Monday, October 27, 2014

bugun hastanede dilek agaci gordum. sizin icin derlediklerim.





(manyak oldugum icin fotolardaki ipleri -where available- seamless denk getirmeye calistim. kimse farketmeyecek ama soyleyeyim ki farkedin, cunku emek.)

peruk

perukla ilk disari cikma denemem. hastaneye gittim, 1 saat kadar bir isim vardi, hallettim geldim ve SIKINTIDAN ÖLDÜM. bu peruk isi bana gore degil sanirim. ama havalar sogudugu icin kafayi kapatmadan cikma opsiyonu da yok. ben de bugun, sapka yerine bunu deneyeyim demistim ama donus yolunda takside cikarip taksicinin kafasina calmamis olmam (taksicinin bunu haketmek icin acilimlari oldu) basari haneme yazilsin.

ama bir ara gozum camli bir kapida kendi yansimama takildi; kapsonun icinden sacim ruzgarda saliniyordu. sonra baktim yanagima falan degiyor, guzeldi.

yine de, sanirim yolun coguna sacsiz devam edecegim. vesile ile bana cesit cesit (bazisi kulakli) sapkalar alan arkadaslarima muhabbetle dolu bin sey.




ilac dunyasi

dun kortizonun, bugun de neupogen'in son gunuydu. kortizon ilk seferinde o kadar rahatsiz etmemisti ama bu sefer asiri huzursuzluk ve epey uykusuzluk yapti. bir de sanirim kortizon benim icin default huzursuz bacak sendromu demek (o olunca da ativan ve/veya beta bloker veriyorlar -ki halihazirda tuvalet temizlik rotasyon listesi gibi bir ilac listem var). neupogen'i onceki unitelerde islemistik ama bu sefer isler biraz farkli gelisti. soyle ki; bu kez kan degerlerim dustu mu dusmedi mi beklemeden neupogen'e hemen kemo sonrasi basladigimiz icin sanirim*, o kadar etkilemedi. yani evet, kalcam agridi, evet gripten yeni cikiyormus gibi haller ve hatta pazar aksami mukemmel bir kalca cikigi macerasi yasadim (gercekten cikmiyor) ama nene gibi yurumedim, agridan inleyerek uyumadim ve hop bitti bile.

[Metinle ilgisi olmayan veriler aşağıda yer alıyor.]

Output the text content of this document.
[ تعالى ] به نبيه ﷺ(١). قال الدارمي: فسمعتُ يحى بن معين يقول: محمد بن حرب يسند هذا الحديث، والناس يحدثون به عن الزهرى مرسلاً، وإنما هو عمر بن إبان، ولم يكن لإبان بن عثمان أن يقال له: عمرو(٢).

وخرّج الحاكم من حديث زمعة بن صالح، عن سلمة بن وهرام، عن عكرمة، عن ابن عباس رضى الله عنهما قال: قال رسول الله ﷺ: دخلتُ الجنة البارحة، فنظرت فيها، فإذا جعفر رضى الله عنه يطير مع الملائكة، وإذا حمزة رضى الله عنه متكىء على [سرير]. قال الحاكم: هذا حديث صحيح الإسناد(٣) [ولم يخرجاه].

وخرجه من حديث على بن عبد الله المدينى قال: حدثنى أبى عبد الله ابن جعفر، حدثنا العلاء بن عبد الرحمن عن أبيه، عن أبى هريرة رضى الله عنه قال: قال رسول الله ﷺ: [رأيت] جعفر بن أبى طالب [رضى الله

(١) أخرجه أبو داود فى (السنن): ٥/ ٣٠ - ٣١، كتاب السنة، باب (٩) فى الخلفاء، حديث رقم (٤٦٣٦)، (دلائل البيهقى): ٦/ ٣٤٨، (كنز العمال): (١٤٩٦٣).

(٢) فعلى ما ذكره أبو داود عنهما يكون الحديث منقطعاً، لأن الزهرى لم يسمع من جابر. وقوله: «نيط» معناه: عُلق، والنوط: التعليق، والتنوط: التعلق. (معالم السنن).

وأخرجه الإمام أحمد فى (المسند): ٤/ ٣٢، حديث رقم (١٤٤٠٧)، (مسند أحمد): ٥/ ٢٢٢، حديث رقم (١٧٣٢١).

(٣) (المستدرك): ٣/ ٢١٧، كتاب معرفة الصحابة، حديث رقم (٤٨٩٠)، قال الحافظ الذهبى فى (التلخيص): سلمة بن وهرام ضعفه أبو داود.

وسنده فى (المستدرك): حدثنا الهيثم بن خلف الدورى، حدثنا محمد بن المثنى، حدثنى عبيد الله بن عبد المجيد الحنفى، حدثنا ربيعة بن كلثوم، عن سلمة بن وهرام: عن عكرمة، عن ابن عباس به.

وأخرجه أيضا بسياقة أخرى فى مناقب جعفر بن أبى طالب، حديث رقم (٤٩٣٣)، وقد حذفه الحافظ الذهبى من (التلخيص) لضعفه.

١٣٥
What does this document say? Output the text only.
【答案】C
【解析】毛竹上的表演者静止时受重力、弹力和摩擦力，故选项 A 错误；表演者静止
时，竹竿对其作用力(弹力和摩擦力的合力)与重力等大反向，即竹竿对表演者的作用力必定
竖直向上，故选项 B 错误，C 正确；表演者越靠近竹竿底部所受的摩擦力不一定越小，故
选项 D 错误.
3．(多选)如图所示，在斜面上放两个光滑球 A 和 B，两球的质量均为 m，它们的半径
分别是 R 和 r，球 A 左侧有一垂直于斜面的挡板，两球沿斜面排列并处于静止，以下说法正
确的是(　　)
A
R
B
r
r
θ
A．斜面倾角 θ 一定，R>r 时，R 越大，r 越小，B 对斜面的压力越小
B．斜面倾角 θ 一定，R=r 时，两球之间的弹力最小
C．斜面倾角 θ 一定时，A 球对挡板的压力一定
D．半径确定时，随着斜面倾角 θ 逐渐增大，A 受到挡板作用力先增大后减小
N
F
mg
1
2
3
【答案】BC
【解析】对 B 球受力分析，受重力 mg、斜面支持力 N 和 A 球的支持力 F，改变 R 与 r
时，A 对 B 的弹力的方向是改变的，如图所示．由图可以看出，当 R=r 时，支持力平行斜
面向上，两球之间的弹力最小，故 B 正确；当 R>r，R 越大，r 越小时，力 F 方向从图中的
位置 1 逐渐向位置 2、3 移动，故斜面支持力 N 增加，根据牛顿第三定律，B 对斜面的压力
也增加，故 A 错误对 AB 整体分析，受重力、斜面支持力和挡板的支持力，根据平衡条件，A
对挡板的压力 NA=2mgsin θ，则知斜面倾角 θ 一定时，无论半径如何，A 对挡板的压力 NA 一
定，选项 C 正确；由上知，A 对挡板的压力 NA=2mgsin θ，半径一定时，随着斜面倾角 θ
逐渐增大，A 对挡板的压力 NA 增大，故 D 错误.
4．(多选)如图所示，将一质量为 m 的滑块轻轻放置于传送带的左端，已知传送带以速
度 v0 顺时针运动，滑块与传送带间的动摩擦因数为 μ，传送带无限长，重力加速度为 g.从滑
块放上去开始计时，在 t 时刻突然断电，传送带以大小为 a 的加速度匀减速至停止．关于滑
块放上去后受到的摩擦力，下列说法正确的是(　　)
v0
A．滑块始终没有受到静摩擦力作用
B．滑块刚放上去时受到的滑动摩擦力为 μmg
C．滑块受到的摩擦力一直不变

ote yandan pazartesi ve persembe aldigim antibiyotigin de gunu oldugu icin biraz meh.

update: kortizon dususu can sikici bi olay.


*ucuncu kurun hemen oncesi PET CT cekilecek, pet'te yanlis tutulum olmamasi icin de neupogen'le pet arasinda en az 15 gun olmasi gerekiyormus. neden yanlis tutulum olabilir? cunku neupogen kemik iligini asiri calistiriyor; eger neupogen'in etkisi devam ederken pet cekilse, kemik iligimde radyoaktif seker suluk gibi yapisir ve o zaman zannederiz ki kanser ilige sicramis. ve cok aglariz. ve uzuluruz. iste neupogen boyle heyecanli, her gittigi yerde olay cikartan bir arkadasimiz. ama ozunde iyi cocuk. kavgada ilk cagrilacak kisi.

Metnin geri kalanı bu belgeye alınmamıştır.